La victoire de Hittler a suscité des interrogations quant à la médiatisation de son nom. Dans une vidéo publiée sur ses réseaux sociaux, il a exprimé son mécontentement face aux « attaques, caricatures et polémiques » qui, selon lui, détournent l’attention de l’élection : « Je refuse que notre élection soit confisquée par le bruit, les moqueries, ou les comparaisons absurdes. Arcis mérite mieux que cela », a-t-il déclaré.
Des réflexions personnelles
À 75 ans, Hittler a partagé avec BFM sa propre expérience des moqueries liées à son nom d’origine alsacienne. « J’ai été bizuté vis-à-vis de ça, oui, on m’en a fait des petites moustaches… Aujourd’hui encore, je me fais parfois réveiller en pleine nuit par des canulars anonymes », a-t-il révélé, illustrant la pression médiatique que subit sa famille.
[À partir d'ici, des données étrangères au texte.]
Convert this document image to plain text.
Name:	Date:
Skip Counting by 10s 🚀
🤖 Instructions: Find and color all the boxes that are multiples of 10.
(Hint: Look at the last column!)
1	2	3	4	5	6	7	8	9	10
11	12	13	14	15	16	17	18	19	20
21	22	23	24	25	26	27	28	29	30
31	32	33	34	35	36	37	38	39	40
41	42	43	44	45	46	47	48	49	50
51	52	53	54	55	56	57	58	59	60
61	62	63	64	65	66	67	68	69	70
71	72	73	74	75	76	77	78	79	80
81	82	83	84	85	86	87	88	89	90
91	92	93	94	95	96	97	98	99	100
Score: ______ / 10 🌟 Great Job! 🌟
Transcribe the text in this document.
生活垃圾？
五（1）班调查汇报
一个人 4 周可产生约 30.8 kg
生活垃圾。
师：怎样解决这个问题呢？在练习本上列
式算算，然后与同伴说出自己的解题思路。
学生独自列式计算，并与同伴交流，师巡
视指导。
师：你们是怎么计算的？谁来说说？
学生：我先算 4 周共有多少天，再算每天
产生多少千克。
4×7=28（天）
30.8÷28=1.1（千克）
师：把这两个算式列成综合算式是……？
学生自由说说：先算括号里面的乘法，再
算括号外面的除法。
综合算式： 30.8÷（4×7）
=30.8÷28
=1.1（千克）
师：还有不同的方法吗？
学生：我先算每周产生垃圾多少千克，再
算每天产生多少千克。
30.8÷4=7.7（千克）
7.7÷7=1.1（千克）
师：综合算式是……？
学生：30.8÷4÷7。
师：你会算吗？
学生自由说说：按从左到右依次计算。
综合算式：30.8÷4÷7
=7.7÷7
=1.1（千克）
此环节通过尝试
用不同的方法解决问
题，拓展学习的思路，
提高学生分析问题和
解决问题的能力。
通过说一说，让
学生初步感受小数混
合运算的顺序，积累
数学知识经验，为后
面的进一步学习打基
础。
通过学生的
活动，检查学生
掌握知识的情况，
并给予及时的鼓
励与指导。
Un effet à double tranchant
Parallèlement, Antoine Renault-Zielinski, 28 ans, a également commenté le phénomène médiatique entourant cette élection. Dans une publication sur Facebook, il a évoqué un site de paris en ligne qui permet de parier sur le prochain maire d’Arcis-sur-Aube. « Tout ceci a finalement un seul mérite, celui de faire connaître notre petite commune de l’Aube à des dizaines de millions de personnes en France et dans l’Europe entière », a-t-il souligné, rappelant que la commune a une histoire qui remonte à la bataille napoléonienne de mars 1814.